“We bless you in the name of the Lord!” (Psalm 128/129:8). You know what is sorely missing in this world? Blessings. Not God’s blessings bestowed upon us, for they are innumerable. At the root of many of the woes of the human condition is our failure to bless.
We are often told in Holy Scripture to bless those who curse us, to return a blessing when reviled, to overcome evil with good. But somehow we seem not to think of those passages in the heat of the battle, at the moment of our being insulted or cursed or offended in some way. Not thinking of it doesn’t let us off the hook, however. We have to train ourselves to respond with blessings—and not to wait until we must give a blessing only in response to something else, but to freely and spontaneously bless people and all creation, to have an attitude of readiness to bless.
Here are a few practical examples.

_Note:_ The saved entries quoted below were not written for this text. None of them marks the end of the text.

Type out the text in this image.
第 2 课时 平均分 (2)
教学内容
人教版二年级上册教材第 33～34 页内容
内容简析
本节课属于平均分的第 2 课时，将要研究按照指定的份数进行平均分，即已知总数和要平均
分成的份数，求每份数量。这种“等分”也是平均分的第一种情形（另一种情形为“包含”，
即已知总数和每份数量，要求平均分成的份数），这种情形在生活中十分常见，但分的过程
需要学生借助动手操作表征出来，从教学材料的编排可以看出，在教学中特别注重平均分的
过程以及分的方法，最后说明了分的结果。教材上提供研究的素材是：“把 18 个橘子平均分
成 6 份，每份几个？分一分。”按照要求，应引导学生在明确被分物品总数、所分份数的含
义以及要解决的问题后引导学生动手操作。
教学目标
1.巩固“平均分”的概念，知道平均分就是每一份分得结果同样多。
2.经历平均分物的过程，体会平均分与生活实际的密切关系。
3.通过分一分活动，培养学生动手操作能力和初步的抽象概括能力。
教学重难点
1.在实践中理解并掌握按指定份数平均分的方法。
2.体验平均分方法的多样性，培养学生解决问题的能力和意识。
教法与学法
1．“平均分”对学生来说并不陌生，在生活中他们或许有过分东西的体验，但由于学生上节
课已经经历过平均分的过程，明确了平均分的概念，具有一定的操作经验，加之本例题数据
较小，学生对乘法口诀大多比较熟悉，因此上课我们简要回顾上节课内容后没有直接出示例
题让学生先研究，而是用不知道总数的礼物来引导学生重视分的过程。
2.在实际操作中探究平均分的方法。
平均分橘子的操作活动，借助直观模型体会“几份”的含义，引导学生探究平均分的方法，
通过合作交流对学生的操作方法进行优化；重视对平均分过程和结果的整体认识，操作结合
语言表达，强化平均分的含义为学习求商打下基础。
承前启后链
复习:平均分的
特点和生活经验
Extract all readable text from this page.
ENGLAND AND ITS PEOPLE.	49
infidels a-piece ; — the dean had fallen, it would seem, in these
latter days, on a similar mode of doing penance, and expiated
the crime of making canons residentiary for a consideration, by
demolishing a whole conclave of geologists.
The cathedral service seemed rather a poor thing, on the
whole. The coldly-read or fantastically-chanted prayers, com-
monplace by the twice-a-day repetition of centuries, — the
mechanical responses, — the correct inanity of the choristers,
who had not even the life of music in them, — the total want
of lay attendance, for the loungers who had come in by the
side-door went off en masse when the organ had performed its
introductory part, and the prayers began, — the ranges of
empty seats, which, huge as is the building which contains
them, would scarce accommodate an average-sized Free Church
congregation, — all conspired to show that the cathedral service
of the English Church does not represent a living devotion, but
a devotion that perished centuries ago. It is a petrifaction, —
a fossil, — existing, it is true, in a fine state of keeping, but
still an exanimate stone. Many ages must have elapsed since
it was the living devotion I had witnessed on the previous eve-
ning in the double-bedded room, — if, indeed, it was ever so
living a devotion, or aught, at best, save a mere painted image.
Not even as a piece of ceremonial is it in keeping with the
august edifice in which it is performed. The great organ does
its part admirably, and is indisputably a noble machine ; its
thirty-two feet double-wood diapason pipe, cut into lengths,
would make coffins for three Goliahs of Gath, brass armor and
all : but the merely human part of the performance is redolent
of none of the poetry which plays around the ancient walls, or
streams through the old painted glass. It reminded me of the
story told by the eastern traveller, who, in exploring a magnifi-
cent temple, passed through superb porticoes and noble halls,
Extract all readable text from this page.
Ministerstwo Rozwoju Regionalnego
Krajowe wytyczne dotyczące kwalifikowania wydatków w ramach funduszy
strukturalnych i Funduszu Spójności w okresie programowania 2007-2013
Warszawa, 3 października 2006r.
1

Whenever you hear someone take the name of the Lord in vain, just quietly say: “Blessed be the name of the Lord!” There, you have effectively made reparation by honoring God, having “canceled out” the dishonor someone else has just showed Him. When someone is rude or unkind to you, steps ahead of you in line, cuts you off in traffic (lots of curses to overcome here!), or in any way offends you, bless them in the name of the Lord. When someone sneezes, really mean it when you say: God bless you! With your spouse or with friends who may have some irritating fault, rather than (first) praying that God change them, ask that He bless them and give them joy and peace. When driving by or flying over some place or city that is known for its sin, call down upon that place the blessing of the Lord. Demons cannot stand God’s blessing, so they will have to leave.
In general, just be a blessing for others and for the creation. It is true that priests can bless in certain ways that others cannot, because of the grace given and ministry entrusted to them—and priests therefore have a great responsibility to bring God’s blessing upon the world. (I once read an account of a mystic—I leave this to your discernment—who said she saw a certain priest in purgatory whose right hand was shriveled, discolored, and very painful, because he did not use it to bless as he should have.) In the Byzantine tradition, when a priest blesses, he forms his hand into the letters which make up the abbreviation of the name of Jesus Christ (IC XC, which inscription is found on all icons of Christ). So when a priest blesses, he blesses with the sign of the Cross and in the name of our Lord Jesus Christ—without having to say a word!
But all the baptized can in their own way bless in the name of the Lord. Parents should bless their children; “saying grace” is invoking God’s blessing on our food, as well as giving thanks for it. To bless another is literally to “speak well” (bene dicere, whence comes “benediction”) of another, especially to speak well of them to God. (In Greek a blessing is a eu logia, same meaning, whence comes “eulogy,” speaking well of, or blessing, the deceased.)
Let us decide to bless the world, every day, in the various ways we find opportunity. If the 1.5 billion or so Christians in the world would simply invoke the blessing of the Lord daily, we would see things change significantly and soon. Be a blessing for others as you “speak well” of them and draw them into the Lord’s blessing by your prayer. The blessed life begins here and now.